Catholic churches should have priority for reopening

cardinal nichols

Catholic churches should be allowed to reopen before Pentecostal churches, or mosques owing to their different styles of worship, Cardinal Vincent Nichols, the archbishop of Westminster says.

At the moment places of worship in England and Wales come under step three of the government’s recovery strategy. This means they will not be allowed to reopen until 4 July at the earliest.

Nichols says Catholic churches should be allowed to open for individuals wanting to pray privately in preference to places of worship in which large numbers of people gather.

“The issues of how people are able to practice their faith are profound and sensitive, and we’d like a bit more sensitivity from the government,” said on a radio broadcast.

Although the Catholic church has been creative in moving mass and other services online since the lockdown, “there is a big, big feeling in the religious communities of wanting to get back to a fuller practice of their faith as long as we can do it safely,” Nichols says.

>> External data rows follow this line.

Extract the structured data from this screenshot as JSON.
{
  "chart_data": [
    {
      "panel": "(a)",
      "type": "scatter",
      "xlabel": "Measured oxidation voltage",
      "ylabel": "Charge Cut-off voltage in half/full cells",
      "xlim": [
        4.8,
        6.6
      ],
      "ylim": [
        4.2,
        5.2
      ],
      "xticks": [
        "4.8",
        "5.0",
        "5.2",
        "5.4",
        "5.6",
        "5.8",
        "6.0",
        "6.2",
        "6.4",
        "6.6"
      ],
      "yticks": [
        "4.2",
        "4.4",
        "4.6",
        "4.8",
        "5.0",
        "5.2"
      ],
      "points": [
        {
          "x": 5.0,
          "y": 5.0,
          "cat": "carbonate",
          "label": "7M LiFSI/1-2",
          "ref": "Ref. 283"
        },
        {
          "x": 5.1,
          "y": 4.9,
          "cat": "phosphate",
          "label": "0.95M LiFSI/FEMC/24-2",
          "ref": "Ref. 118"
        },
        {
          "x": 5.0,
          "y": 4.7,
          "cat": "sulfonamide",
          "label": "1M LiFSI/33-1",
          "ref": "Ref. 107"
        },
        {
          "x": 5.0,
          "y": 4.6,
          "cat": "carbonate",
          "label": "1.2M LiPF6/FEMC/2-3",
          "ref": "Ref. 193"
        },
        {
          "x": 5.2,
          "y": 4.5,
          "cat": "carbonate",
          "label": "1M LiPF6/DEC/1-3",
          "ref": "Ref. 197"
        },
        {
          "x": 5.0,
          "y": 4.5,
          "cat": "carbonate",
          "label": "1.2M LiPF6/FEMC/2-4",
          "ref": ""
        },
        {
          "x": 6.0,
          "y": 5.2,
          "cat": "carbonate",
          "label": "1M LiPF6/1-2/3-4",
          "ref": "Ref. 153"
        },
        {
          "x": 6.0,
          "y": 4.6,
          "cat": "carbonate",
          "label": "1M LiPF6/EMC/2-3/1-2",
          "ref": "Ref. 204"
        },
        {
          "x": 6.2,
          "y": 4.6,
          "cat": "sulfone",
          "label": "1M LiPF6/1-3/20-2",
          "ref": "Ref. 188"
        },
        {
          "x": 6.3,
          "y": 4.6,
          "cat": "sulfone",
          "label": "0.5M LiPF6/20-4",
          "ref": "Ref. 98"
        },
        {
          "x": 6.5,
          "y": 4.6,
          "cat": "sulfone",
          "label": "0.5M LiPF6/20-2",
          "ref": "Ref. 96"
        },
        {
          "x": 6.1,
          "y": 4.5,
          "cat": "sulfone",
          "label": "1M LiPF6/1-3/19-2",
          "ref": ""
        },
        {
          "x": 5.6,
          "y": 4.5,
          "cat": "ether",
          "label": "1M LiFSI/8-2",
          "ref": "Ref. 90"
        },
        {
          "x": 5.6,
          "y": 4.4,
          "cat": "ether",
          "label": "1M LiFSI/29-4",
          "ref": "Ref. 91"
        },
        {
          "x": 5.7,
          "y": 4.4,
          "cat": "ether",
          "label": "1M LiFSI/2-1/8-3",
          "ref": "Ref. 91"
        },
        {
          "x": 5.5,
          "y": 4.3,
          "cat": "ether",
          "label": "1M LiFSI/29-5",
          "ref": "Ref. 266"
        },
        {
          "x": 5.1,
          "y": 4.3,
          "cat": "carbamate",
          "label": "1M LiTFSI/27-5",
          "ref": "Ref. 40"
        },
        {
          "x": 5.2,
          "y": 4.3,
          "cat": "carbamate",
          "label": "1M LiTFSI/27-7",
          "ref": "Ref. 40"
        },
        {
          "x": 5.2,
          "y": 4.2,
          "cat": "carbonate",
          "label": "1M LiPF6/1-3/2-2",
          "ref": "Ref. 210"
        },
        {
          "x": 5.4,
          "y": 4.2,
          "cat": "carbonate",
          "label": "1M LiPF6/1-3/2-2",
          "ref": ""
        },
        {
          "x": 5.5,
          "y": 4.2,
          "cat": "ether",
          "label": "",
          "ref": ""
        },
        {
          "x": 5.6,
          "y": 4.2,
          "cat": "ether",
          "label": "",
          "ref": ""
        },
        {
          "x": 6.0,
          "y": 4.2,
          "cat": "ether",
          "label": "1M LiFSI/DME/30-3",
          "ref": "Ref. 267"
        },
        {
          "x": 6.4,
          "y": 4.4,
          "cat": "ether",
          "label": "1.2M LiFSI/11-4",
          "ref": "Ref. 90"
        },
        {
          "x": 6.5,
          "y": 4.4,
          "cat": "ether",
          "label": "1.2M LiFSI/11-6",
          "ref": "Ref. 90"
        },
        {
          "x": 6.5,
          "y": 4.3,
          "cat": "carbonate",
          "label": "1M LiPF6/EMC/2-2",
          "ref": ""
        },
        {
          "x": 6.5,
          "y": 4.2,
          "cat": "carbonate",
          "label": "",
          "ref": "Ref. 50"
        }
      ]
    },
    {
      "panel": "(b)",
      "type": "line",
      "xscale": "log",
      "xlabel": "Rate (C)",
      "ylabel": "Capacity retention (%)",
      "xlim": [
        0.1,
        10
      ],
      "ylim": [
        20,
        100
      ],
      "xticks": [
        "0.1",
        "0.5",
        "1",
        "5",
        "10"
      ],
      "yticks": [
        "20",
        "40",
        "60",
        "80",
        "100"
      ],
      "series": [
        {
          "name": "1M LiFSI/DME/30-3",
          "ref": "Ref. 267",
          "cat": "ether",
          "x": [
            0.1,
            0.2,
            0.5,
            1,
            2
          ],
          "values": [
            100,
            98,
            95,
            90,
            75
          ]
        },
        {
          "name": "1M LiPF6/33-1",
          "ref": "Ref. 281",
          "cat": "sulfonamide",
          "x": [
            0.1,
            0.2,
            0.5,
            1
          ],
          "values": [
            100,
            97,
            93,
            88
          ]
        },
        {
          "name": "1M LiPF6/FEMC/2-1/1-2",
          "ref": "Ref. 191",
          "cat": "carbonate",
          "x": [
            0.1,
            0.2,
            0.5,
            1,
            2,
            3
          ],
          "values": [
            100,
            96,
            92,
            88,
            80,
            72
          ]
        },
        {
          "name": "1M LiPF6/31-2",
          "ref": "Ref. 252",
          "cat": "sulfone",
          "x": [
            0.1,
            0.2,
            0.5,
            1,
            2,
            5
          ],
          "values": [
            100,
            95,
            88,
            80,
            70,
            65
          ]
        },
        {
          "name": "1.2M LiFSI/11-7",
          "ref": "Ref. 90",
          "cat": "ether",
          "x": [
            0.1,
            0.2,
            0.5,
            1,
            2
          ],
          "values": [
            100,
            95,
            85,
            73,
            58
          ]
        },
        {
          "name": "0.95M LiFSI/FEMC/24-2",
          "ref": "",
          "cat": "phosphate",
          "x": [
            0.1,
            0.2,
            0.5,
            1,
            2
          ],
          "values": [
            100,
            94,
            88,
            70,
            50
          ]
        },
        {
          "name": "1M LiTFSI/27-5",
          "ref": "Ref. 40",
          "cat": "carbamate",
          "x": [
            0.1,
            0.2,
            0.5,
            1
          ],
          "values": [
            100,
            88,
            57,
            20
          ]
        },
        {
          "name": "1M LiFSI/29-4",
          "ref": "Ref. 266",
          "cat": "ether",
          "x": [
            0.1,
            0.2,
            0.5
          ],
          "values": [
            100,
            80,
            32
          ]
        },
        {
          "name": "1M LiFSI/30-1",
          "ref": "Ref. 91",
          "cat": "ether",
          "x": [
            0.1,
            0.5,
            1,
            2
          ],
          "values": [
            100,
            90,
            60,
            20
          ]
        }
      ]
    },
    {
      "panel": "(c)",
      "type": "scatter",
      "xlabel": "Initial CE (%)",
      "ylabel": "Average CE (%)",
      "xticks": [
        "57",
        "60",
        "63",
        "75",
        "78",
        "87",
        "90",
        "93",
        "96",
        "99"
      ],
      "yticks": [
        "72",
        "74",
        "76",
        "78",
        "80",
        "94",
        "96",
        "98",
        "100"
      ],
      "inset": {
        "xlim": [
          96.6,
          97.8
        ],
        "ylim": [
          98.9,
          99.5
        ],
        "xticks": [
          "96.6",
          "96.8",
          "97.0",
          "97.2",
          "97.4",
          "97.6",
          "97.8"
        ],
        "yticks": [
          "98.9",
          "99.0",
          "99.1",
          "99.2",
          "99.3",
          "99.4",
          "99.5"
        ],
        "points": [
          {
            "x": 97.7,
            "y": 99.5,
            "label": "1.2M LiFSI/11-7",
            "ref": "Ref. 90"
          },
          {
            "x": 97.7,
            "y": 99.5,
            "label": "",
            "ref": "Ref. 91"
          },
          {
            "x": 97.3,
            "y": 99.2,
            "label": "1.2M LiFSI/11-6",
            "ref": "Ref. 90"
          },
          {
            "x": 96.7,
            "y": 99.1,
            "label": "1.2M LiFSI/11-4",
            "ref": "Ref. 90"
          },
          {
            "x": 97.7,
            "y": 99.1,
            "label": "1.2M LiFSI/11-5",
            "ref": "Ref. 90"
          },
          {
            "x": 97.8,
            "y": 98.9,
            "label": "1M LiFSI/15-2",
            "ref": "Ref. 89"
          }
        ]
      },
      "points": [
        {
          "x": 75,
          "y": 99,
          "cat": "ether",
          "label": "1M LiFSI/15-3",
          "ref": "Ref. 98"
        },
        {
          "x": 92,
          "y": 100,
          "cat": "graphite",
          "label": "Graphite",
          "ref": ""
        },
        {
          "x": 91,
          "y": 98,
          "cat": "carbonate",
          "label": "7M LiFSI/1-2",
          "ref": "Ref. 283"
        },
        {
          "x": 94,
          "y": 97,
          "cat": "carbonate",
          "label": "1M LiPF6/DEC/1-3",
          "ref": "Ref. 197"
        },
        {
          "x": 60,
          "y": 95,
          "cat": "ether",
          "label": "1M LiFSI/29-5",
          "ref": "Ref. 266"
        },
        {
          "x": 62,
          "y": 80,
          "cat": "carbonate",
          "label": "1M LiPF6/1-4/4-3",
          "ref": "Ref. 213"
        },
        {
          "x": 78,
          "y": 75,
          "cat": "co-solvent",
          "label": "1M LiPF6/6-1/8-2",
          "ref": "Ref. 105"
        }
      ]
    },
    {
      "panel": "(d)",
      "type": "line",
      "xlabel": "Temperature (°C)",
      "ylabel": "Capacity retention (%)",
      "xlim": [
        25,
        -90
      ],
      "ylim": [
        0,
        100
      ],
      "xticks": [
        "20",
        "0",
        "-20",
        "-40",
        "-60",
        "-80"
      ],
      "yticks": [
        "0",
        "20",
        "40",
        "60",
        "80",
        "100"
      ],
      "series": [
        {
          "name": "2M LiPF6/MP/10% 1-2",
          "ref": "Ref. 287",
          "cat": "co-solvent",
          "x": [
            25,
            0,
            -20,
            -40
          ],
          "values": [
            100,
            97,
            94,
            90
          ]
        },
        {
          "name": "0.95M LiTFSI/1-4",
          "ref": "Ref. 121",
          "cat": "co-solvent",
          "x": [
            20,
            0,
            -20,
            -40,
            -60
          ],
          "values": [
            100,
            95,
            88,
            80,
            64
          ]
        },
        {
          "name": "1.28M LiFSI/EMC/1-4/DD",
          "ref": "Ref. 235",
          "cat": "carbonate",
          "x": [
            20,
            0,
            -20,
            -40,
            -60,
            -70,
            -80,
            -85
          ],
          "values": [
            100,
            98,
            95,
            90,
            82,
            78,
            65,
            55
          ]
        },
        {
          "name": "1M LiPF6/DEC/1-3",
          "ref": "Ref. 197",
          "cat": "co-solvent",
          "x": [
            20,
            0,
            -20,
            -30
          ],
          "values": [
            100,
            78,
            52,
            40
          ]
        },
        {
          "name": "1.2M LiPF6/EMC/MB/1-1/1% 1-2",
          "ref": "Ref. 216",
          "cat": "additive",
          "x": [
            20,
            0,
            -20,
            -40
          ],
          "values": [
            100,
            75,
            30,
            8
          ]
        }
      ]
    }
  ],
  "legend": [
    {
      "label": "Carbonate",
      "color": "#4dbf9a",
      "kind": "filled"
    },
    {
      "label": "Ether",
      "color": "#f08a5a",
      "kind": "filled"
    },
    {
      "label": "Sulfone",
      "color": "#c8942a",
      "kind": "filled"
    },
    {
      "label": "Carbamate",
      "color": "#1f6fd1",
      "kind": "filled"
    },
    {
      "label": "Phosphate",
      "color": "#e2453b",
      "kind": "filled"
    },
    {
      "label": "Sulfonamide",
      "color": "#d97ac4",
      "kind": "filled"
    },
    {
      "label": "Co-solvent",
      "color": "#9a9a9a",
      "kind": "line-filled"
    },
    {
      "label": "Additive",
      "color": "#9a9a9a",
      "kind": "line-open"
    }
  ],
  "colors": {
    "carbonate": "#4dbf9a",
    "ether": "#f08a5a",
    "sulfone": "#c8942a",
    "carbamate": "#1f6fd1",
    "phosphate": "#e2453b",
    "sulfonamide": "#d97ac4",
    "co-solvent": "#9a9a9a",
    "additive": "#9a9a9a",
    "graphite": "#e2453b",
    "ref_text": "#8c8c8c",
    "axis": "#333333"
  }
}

“I’d like to see churches available for people to go and kneel and say their prayers privately, individually and it would mean a routine of supervision, a routine of social distancing, a routine of cleansing – and all of that we believe we can do.”

The government “needs an understanding that what goes on in places of worship is quite different from one to another”, Nichols says.

“A personal, individual prayer in a Catholic church is not something that is much done in Pentecostal churches which tend to concentrate on big gatherings. It’s not what’s done in mosques, where people pray side by side. So we need a bit of differentiated thinking.”

If he were to use the analogy of sport, Nichols says while it’s OK to play tennis with your family, it will soon be OK to have a kick around with your mates in the park. However, it will be quite a time before we can go to formal football matches.

“It’s all sport, but we need to differentiate,” Nichols says. “We’re talking about the practice of faith but we also need to differentiate.”

The Catholic church had prepared detailed proposals on how to start the process of reopening churches “step by step”, Nichols says.

These plans take into account that although hundreds of thousands of Catholics watched online Masses, they all want to receive holy communion,

“It’s a fast for us, quite a painful fast – and that’s true for other faiths.”

The sacrifice Muslims had to make when they were unable to go to mosques during Ramadan was also a deep spiritual sacrifice, he concludes.